A tentativa de Briggs de editar a história é contradita pelas declarações claras de Sanders na conferência de imprensa de 1988.

O que mudou?

Após finalmente conseguir um posto no Congresso em 1990, Sanders continuou utilizando sua nova plataforma para fazer avançar suas antigas pautas. Mas quanto mais tempo passava no Congresso e quanto mais alto ascendia, menos falava sobre os abusos de Israel contra os direitos dos palestinos.

“Eu tenho um problema com a concessão de US$ 2 bilhões para o Egito e US$ 3 bilhões para Israel. Vamos cuidar dos problemas que temos em casa, primeiro”, argumentou Sanders na Câmara em 1991, enquanto votava contra a concessão de US$ 25 bilhões como auxílio externo (“House of Representatives rejects 25-billion-dollar foreign aid measure”, France Presse, 31/10/1991).

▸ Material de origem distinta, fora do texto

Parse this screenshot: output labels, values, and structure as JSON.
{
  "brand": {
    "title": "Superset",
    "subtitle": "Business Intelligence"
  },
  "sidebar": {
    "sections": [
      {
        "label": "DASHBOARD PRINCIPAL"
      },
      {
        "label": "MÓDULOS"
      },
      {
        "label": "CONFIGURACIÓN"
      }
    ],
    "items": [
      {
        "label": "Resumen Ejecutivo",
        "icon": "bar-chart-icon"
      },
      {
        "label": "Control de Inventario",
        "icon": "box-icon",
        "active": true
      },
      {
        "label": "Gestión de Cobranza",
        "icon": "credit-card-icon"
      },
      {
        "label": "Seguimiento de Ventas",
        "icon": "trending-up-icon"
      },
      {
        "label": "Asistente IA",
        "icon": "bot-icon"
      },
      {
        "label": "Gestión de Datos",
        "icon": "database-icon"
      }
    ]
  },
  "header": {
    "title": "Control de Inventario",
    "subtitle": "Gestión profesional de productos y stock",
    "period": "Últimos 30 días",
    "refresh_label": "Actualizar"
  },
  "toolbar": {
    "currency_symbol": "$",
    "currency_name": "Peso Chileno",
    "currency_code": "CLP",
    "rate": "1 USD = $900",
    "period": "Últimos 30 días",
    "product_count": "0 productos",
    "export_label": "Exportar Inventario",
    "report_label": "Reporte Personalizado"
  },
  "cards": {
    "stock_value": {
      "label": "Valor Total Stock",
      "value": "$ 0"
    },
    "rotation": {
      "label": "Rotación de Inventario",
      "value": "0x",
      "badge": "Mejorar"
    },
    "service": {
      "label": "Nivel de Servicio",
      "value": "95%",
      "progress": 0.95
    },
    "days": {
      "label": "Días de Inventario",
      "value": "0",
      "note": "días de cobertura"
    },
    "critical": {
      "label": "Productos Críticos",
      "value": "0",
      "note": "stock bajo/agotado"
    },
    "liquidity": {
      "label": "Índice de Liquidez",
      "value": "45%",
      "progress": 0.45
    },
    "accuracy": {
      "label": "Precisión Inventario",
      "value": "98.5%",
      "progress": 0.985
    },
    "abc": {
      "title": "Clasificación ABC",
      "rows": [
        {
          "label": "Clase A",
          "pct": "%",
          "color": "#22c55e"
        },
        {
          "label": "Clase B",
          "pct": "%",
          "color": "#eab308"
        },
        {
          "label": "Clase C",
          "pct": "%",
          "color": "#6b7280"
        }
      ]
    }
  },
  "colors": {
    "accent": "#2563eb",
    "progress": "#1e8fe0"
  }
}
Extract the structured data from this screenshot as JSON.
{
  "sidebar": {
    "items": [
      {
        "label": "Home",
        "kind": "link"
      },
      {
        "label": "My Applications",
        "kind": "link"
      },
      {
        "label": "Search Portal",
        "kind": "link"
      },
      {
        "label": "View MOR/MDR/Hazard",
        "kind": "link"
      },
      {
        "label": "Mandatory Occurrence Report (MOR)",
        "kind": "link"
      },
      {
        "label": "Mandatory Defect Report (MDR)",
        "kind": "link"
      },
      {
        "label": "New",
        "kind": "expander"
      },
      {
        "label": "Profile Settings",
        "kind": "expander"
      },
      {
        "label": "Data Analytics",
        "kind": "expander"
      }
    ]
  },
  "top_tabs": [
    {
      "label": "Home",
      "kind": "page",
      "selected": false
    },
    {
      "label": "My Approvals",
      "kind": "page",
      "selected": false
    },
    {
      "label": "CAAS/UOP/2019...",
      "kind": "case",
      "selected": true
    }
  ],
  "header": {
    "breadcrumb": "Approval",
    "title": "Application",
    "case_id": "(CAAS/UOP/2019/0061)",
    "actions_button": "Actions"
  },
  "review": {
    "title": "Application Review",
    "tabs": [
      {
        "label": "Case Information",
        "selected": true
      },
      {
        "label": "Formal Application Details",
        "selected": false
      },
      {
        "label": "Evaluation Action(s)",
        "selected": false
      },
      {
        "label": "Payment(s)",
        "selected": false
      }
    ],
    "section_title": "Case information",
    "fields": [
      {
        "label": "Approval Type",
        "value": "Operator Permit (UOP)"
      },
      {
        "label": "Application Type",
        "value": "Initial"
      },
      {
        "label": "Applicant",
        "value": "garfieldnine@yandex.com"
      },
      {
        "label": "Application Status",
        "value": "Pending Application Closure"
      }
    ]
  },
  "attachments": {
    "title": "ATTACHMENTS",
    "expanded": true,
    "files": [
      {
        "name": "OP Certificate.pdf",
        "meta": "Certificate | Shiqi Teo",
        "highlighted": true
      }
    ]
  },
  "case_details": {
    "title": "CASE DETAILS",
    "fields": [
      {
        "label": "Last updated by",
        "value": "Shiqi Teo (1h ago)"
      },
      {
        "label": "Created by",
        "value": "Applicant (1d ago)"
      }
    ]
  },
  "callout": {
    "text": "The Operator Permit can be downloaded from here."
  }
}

Naquele mesmo ano, Sanders votou por reter os US$ 82,5 milhões em ajuda dos Estados Unidos a Israel a menos que o país parasse de construir assentamentos na Cisjordânia e na Faixa de Gaza ocupadas.

Mais recentemente, contudo, Sanders deixou de exigir cortes no auxílio externo a Israel como forma de pressão. Em vez disso, ele passou a defender totalmente o auxílio americano a Israel, expressando sua esperança de que mais auxílio econômico a Israel e ao Egito, assim como aos palestinos, poderiam fazer com que se diminuísse o auxílio militar em um futuro não especificado.

A campanha de Sanders não respondeu à pergunta da Electronic Intifada sobre se a Casa Branca de Sanders manteria sua intenção de reduzir o auxílio militar americano a fim de forçar Israel a respeitar a legislação internacional.

Histórico de votação ineficaz

Considerando o enorme poder do lobby israelense sobre os dois partidos no Congresso, o histórico de votos de Sanders como parlamentar poderia ser pior.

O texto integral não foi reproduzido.